Virgil Security of Crypto Security Service Providers, Inc., has released a report that raises concerns about the safety of the Telegram Passport.
Telegram Passport is the latest of the telegram functions announced last month, passport, ID card, you can save the identification as driver license in the telegram cloud.
These files are encrypted to authenticate their identity to a third-party service while the user is not leaking personal information. However, Vergil considered this feature to be unsafe at least.
However, Virgil believes that this functionality is not safe at all. First, we use the Secure hashing algorithm 2 (SHA – 512), which is easy to encrypt. Virgil explains that hackers should spend a lot of time guessing each password to protect their passwords. Now, by 2018, you can test hash of about 1.5 billion SHA – 512 with the highest level GPU.

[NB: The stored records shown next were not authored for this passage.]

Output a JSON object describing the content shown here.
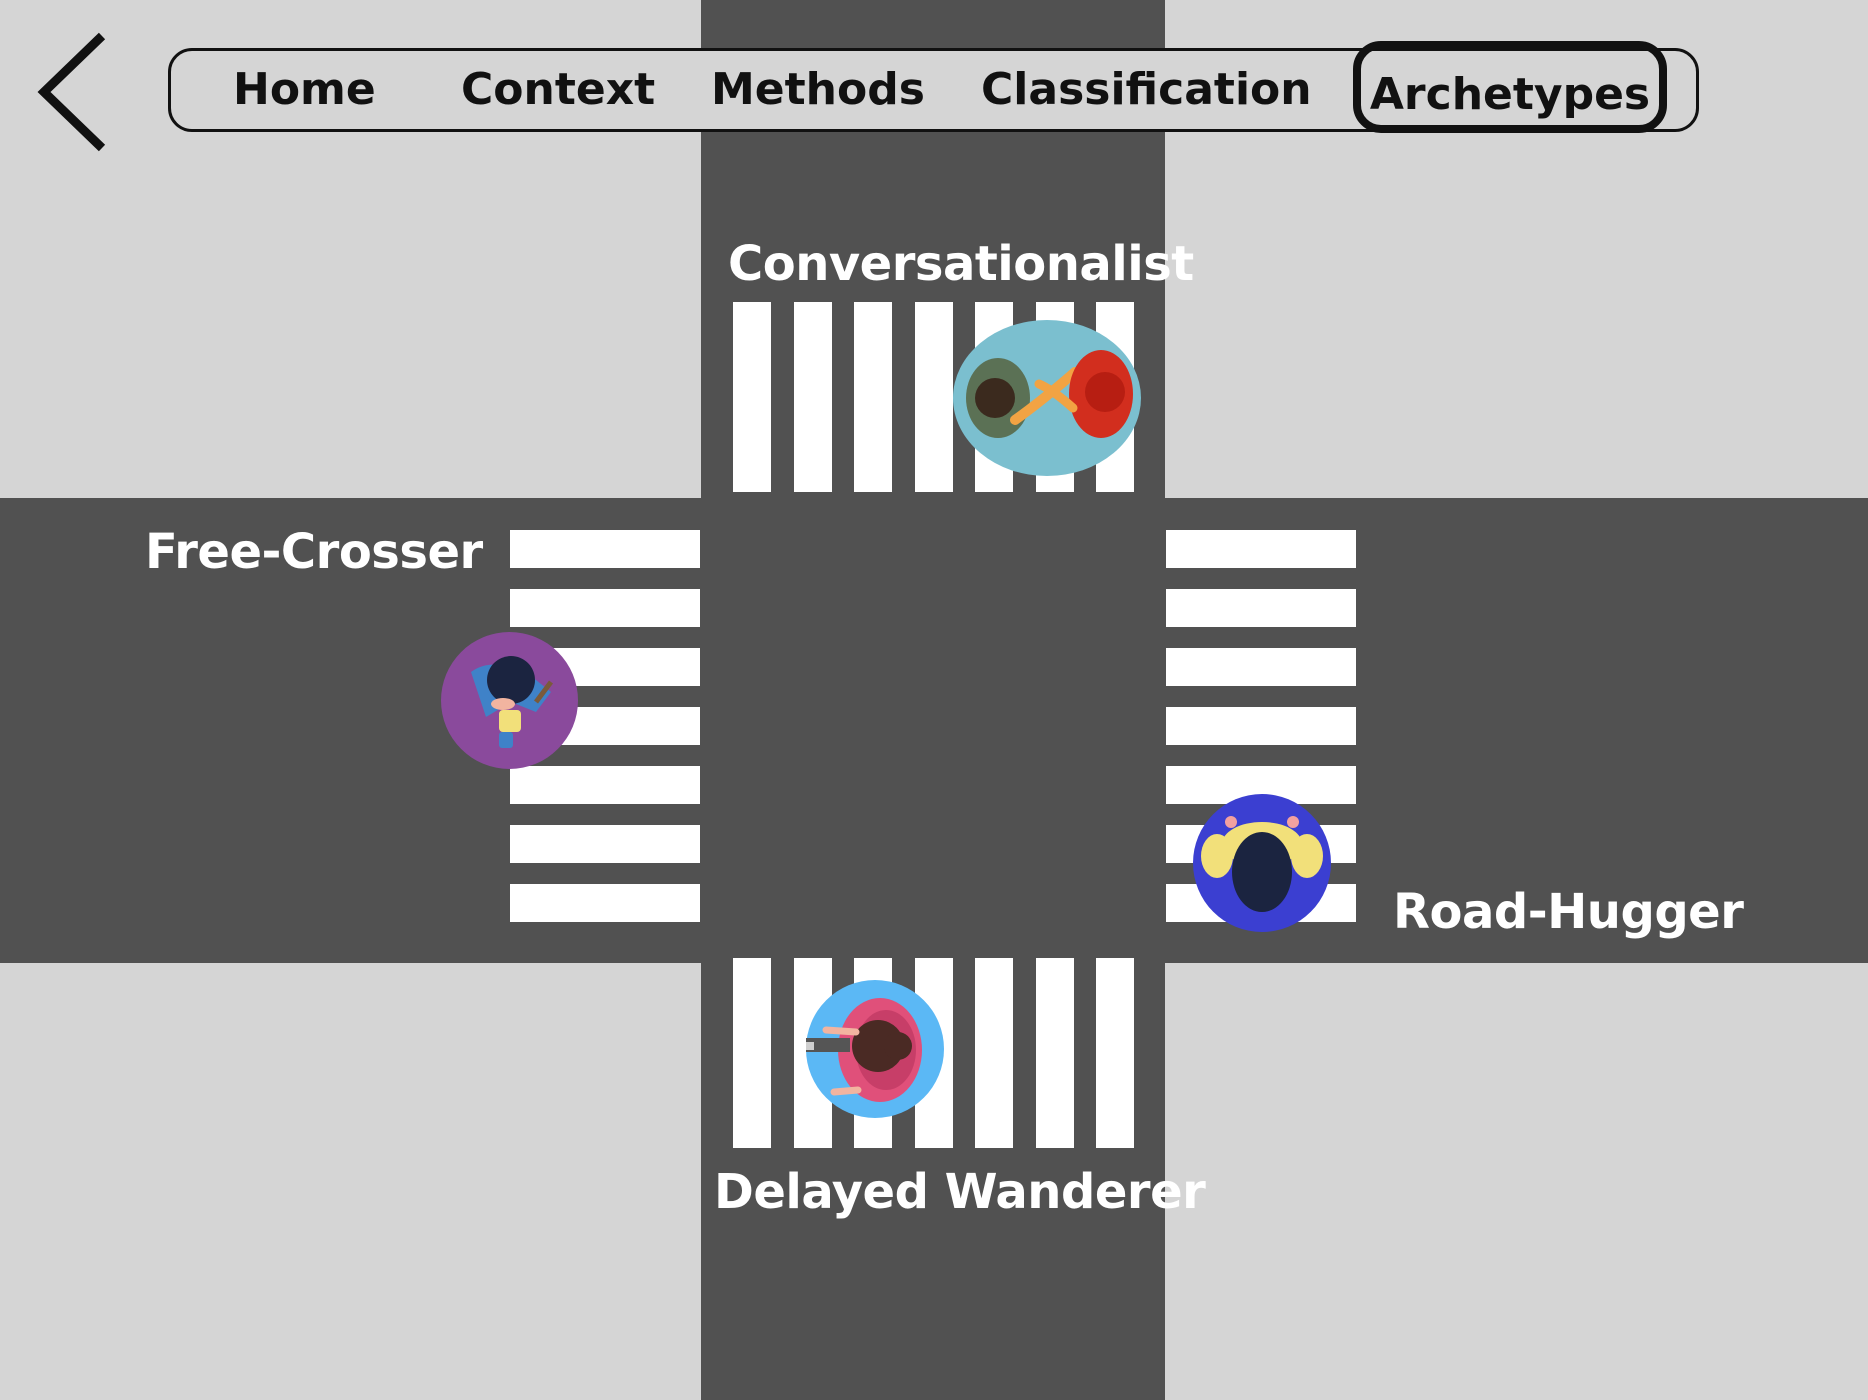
{
  "nav": {
    "back_icon": "chevron-left-icon",
    "items": [
      {
        "label": "Home"
      },
      {
        "label": "Context"
      },
      {
        "label": "Methods"
      },
      {
        "label": "Classification"
      },
      {
        "label": "Archetypes"
      }
    ],
    "active": "Archetypes"
  },
  "archetypes": {
    "top": {
      "label": "Conversationalist",
      "icon": "two-people-talking-icon",
      "color": "#7bbfcf"
    },
    "left": {
      "label": "Free-Crosser",
      "icon": "pedestrian-walking-icon",
      "color": "#8a4a9c"
    },
    "right": {
      "label": "Road-Hugger",
      "icon": "pedestrian-walking-icon",
      "color": "#3b3fd1"
    },
    "bottom": {
      "label": "Delayed Wanderer",
      "icon": "pedestrian-with-phone-icon",
      "color": "#5bb8f5"
    }
  },
  "colors": {
    "road": "#515151",
    "sidewalk": "#d5d5d5",
    "crosswalk": "#ffffff"
  }
}
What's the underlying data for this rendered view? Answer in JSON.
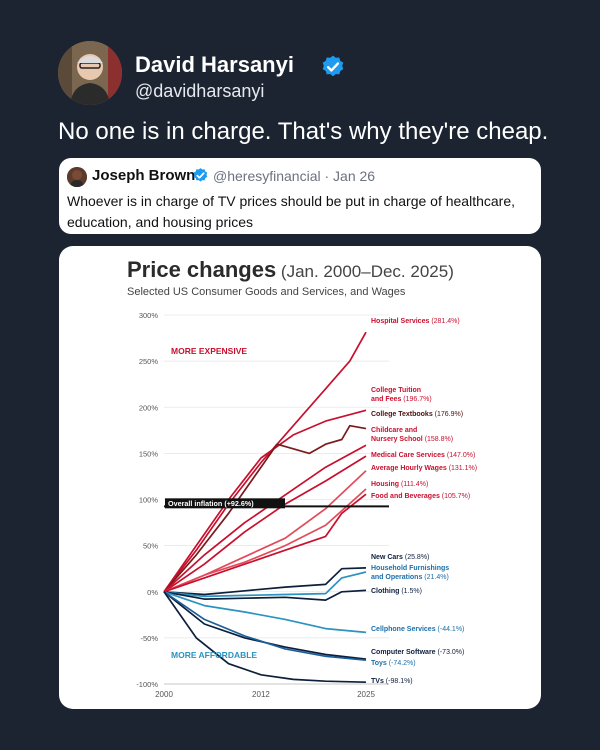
{
  "tweet": {
    "author_name": "David Harsanyi",
    "handle": "@davidharsanyi",
    "text": "No one is in charge. That's why they're cheap."
  },
  "quoted_tweet": {
    "author_name": "Joseph Brown",
    "meta": "@heresyfinancial · Jan 26",
    "text": "Whoever is in charge of TV prices should be put in charge of healthcare, education, and housing prices"
  },
  "colors": {
    "background": "#1b2430",
    "verified": "#1d9bf0",
    "red": "#c8102e",
    "blue": "#1a5f99",
    "teal": "#2a93c0",
    "navy": "#0d1f3c"
  },
  "chart_data": {
    "type": "line",
    "title": "Price changes",
    "title_suffix": "(Jan. 2000–Dec. 2025)",
    "subtitle": "Selected US Consumer Goods and Services, and Wages",
    "x_ticks": [
      "2000",
      "2012",
      "2025"
    ],
    "xlim": [
      2000,
      2025
    ],
    "y_ticks": [
      "300%",
      "250%",
      "200%",
      "150%",
      "100%",
      "50%",
      "0%",
      "-50%",
      "-100%"
    ],
    "ylim": [
      -100,
      300
    ],
    "annotations": [
      "MORE EXPENSIVE",
      "MORE AFFORDABLE"
    ],
    "reference_line": {
      "label": "Overall inflation (+92.6%)",
      "value": 92.6
    },
    "series": [
      {
        "name": "Hospital Services",
        "label_value": "(281.4%)",
        "color": "#c8102e",
        "values": [
          [
            2000,
            0
          ],
          [
            2004,
            45
          ],
          [
            2008,
            95
          ],
          [
            2012,
            140
          ],
          [
            2016,
            180
          ],
          [
            2020,
            220
          ],
          [
            2023,
            250
          ],
          [
            2025,
            281.4
          ]
        ]
      },
      {
        "name": "College Tuition and Fees",
        "label_value": "(196.7%)",
        "color": "#c8102e",
        "values": [
          [
            2000,
            0
          ],
          [
            2004,
            50
          ],
          [
            2008,
            100
          ],
          [
            2012,
            145
          ],
          [
            2016,
            170
          ],
          [
            2020,
            185
          ],
          [
            2025,
            196.7
          ]
        ]
      },
      {
        "name": "College Textbooks",
        "label_value": "(176.9%)",
        "color": "#7a1b1b",
        "values": [
          [
            2000,
            0
          ],
          [
            2004,
            40
          ],
          [
            2008,
            85
          ],
          [
            2012,
            135
          ],
          [
            2014,
            160
          ],
          [
            2016,
            155
          ],
          [
            2018,
            150
          ],
          [
            2020,
            160
          ],
          [
            2022,
            165
          ],
          [
            2023,
            180
          ],
          [
            2025,
            176.9
          ]
        ]
      },
      {
        "name": "Childcare and Nursery School",
        "label_value": "(158.8%)",
        "color": "#c8102e",
        "values": [
          [
            2000,
            0
          ],
          [
            2005,
            40
          ],
          [
            2010,
            75
          ],
          [
            2015,
            105
          ],
          [
            2020,
            135
          ],
          [
            2025,
            158.8
          ]
        ]
      },
      {
        "name": "Medical Care Services",
        "label_value": "(147.0%)",
        "color": "#c8102e",
        "values": [
          [
            2000,
            0
          ],
          [
            2005,
            30
          ],
          [
            2010,
            65
          ],
          [
            2015,
            95
          ],
          [
            2020,
            120
          ],
          [
            2025,
            147.0
          ]
        ]
      },
      {
        "name": "Average Hourly Wages",
        "label_value": "(131.1%)",
        "color": "#e14b5a",
        "values": [
          [
            2000,
            0
          ],
          [
            2005,
            18
          ],
          [
            2010,
            38
          ],
          [
            2015,
            58
          ],
          [
            2020,
            90
          ],
          [
            2025,
            131.1
          ]
        ]
      },
      {
        "name": "Housing",
        "label_value": "(111.4%)",
        "color": "#e14b5a",
        "values": [
          [
            2000,
            0
          ],
          [
            2005,
            18
          ],
          [
            2010,
            32
          ],
          [
            2015,
            50
          ],
          [
            2020,
            72
          ],
          [
            2025,
            111.4
          ]
        ]
      },
      {
        "name": "Food and Beverages",
        "label_value": "(105.7%)",
        "color": "#c8102e",
        "values": [
          [
            2000,
            0
          ],
          [
            2005,
            15
          ],
          [
            2010,
            30
          ],
          [
            2015,
            45
          ],
          [
            2020,
            60
          ],
          [
            2022,
            85
          ],
          [
            2025,
            105.7
          ]
        ]
      },
      {
        "name": "New Cars",
        "label_value": "(25.8%)",
        "color": "#0d1f3c",
        "values": [
          [
            2000,
            0
          ],
          [
            2005,
            -3
          ],
          [
            2010,
            1
          ],
          [
            2015,
            5
          ],
          [
            2020,
            8
          ],
          [
            2022,
            25
          ],
          [
            2025,
            25.8
          ]
        ]
      },
      {
        "name": "Household Furnishings and Operations",
        "label_value": "(21.4%)",
        "color": "#2a93c0",
        "values": [
          [
            2000,
            0
          ],
          [
            2005,
            -5
          ],
          [
            2010,
            -4
          ],
          [
            2015,
            -3
          ],
          [
            2020,
            -2
          ],
          [
            2022,
            15
          ],
          [
            2025,
            21.4
          ]
        ]
      },
      {
        "name": "Clothing",
        "label_value": "(1.5%)",
        "color": "#0d1f3c",
        "values": [
          [
            2000,
            0
          ],
          [
            2005,
            -8
          ],
          [
            2010,
            -7
          ],
          [
            2015,
            -6
          ],
          [
            2020,
            -9
          ],
          [
            2022,
            0
          ],
          [
            2025,
            1.5
          ]
        ]
      },
      {
        "name": "Cellphone Services",
        "label_value": "(-44.1%)",
        "color": "#2a93c0",
        "values": [
          [
            2000,
            0
          ],
          [
            2005,
            -15
          ],
          [
            2010,
            -22
          ],
          [
            2015,
            -30
          ],
          [
            2020,
            -40
          ],
          [
            2025,
            -44.1
          ]
        ]
      },
      {
        "name": "Computer Software",
        "label_value": "(-73.0%)",
        "color": "#0d1f3c",
        "values": [
          [
            2000,
            0
          ],
          [
            2005,
            -35
          ],
          [
            2010,
            -50
          ],
          [
            2015,
            -60
          ],
          [
            2020,
            -68
          ],
          [
            2025,
            -73.0
          ]
        ]
      },
      {
        "name": "Toys",
        "label_value": "(-74.2%)",
        "color": "#1a5f99",
        "values": [
          [
            2000,
            0
          ],
          [
            2005,
            -30
          ],
          [
            2010,
            -48
          ],
          [
            2015,
            -62
          ],
          [
            2020,
            -70
          ],
          [
            2025,
            -74.2
          ]
        ]
      },
      {
        "name": "TVs",
        "label_value": "(-98.1%)",
        "color": "#0d1f3c",
        "values": [
          [
            2000,
            0
          ],
          [
            2004,
            -50
          ],
          [
            2008,
            -78
          ],
          [
            2012,
            -90
          ],
          [
            2016,
            -95
          ],
          [
            2020,
            -97
          ],
          [
            2025,
            -98.1
          ]
        ]
      }
    ]
  }
}
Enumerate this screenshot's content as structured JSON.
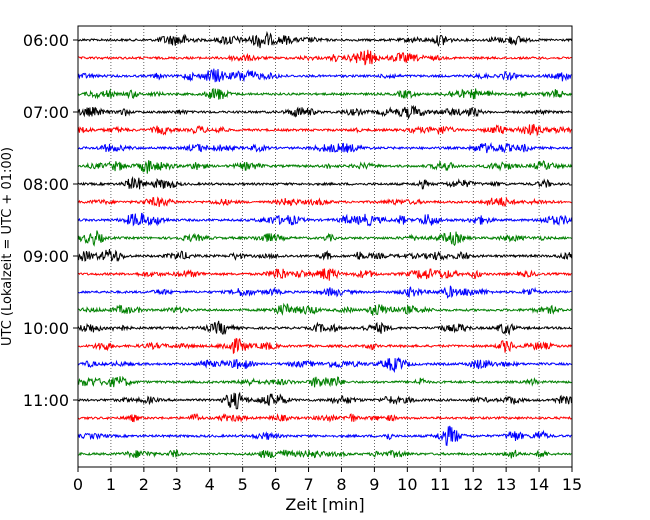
{
  "chart_data": {
    "type": "line",
    "subtype": "helicorder",
    "xlabel": "Zeit  [min]",
    "ylabel": "UTC (Lokalzeit = UTC + 01:00)",
    "xlim": [
      0,
      15
    ],
    "x_ticks": [
      "0",
      "1",
      "2",
      "3",
      "4",
      "5",
      "6",
      "7",
      "8",
      "9",
      "10",
      "11",
      "12",
      "13",
      "14",
      "15"
    ],
    "y_ticks": [
      "06:00",
      "07:00",
      "08:00",
      "09:00",
      "10:00",
      "11:00"
    ],
    "grid": "vertical dotted",
    "trace_interval_minutes": 15,
    "trace_colors": [
      "#000000",
      "#ff0000",
      "#0000ff",
      "#008000"
    ],
    "traces": [
      {
        "start": "06:00",
        "color": "#000000"
      },
      {
        "start": "06:15",
        "color": "#ff0000"
      },
      {
        "start": "06:30",
        "color": "#0000ff"
      },
      {
        "start": "06:45",
        "color": "#008000"
      },
      {
        "start": "07:00",
        "color": "#000000"
      },
      {
        "start": "07:15",
        "color": "#ff0000"
      },
      {
        "start": "07:30",
        "color": "#0000ff"
      },
      {
        "start": "07:45",
        "color": "#008000"
      },
      {
        "start": "08:00",
        "color": "#000000"
      },
      {
        "start": "08:15",
        "color": "#ff0000"
      },
      {
        "start": "08:30",
        "color": "#0000ff"
      },
      {
        "start": "08:45",
        "color": "#008000"
      },
      {
        "start": "09:00",
        "color": "#000000"
      },
      {
        "start": "09:15",
        "color": "#ff0000"
      },
      {
        "start": "09:30",
        "color": "#0000ff"
      },
      {
        "start": "09:45",
        "color": "#008000"
      },
      {
        "start": "10:00",
        "color": "#000000"
      },
      {
        "start": "10:15",
        "color": "#ff0000"
      },
      {
        "start": "10:30",
        "color": "#0000ff"
      },
      {
        "start": "10:45",
        "color": "#008000"
      },
      {
        "start": "11:00",
        "color": "#000000"
      },
      {
        "start": "11:15",
        "color": "#ff0000"
      },
      {
        "start": "11:30",
        "color": "#0000ff"
      },
      {
        "start": "11:45",
        "color": "#008000"
      }
    ]
  }
}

Salt is a way to include random data in your passwords. But even this does not help with SHA-512. Only complex passwords can protect user accounts from hackers.
Virgil says, because it uses SHA-1, the forerunner of SHA-1, the LinkedIn site of the extra employment service that was hacked in 2012. With this attack, the password of 8 million LinkedIn users. has been revealed. A year later, LivingSocial also released 50 million password users in a similar attack using SHA-1’s online market. Therefore, Telegram decided to use this weak password protection system is amazing.
Next, the encoder encrypts the user data and sends it to the cloud. Then, the data is decrypted and re-encrypted, the identity of the user with a third-party service will be verified. The data obtained is not entirely random, and SHA-2 is used again.
Telegram, the service is encrypted end-to-end, he writes in his official blog post that only uses passwords that the user knows. However, the vulnerability in the code makes the user vulnerable to hackers.
In August 2016, hackers revealed the number of Iranian telephones users 15 million. At that time, the customer used SMS to complete the authentication process. Because the telegram passport has confidential information, this could be the target of the hacker. Telegram is dealing with this situation and enhancing security.